Genau das, dass es nicht so greifbar ist. Es gibt keine Ordnung, die erfindet sich neu, die kann in jede Richtung gehen. Da gilt das Gesetz des Stärkeren, der Moralische hat Probleme zum Brot zu kommen. Es sind Intuition und Schnelligkeit gefragt. Es ist eine sehr kreative Zeit, aber auch eine gefährliche, dramatische Zeit. Vor allem für die Deutschen, die diesen abscheulichen Krieg verloren haben.
Sie spielen immer wieder historische Figuren, wie bereiten Sie sich auf die Szenerie oder die Person vor?
Es geht mir meistens um die jeweilige Biografie, das ist dann oft eine psychologische Arbeit. Mich interessiert die Kinderstube der jeweiligen Rolle, woher kommen die großen Verführer? Was treibt die an? Die Historie und die Zeitgeschichte sind natürlich auch wichtig.
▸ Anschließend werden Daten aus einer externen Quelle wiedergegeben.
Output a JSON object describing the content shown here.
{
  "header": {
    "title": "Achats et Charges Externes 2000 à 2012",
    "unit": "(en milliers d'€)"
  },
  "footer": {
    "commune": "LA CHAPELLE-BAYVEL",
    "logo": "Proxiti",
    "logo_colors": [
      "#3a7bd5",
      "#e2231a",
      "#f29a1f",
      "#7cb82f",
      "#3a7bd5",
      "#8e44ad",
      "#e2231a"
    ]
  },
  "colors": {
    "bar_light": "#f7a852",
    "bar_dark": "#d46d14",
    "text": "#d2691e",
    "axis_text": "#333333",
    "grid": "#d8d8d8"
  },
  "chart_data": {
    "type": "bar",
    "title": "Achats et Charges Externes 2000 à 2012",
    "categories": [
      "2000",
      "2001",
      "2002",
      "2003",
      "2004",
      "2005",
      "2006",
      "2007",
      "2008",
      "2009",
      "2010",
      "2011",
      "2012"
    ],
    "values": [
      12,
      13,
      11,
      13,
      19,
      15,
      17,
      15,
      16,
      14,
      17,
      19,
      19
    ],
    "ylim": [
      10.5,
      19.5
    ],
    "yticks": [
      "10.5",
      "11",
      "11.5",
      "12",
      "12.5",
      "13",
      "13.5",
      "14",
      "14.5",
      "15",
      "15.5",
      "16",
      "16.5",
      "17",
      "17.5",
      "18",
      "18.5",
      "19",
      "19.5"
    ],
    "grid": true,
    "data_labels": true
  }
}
Sie sind heuer in die „Academy of Motion Picture Arts and Sciences“ aufgenommen worden, etwas Besonderes oder Berufsalltag?
Das ist etwas Besonderes und natürlich eine Ehre. Es ist schon klasse, dass ich sehr große Filme vorab sehen kann, das macht wirklich Spaß. Ich mache das gerne gemeinsam mit engen Freunden. Wir kochen, schauen uns die Filme an und diskutieren darüber. Dabei kann man Beruf und Freizeit verbinden.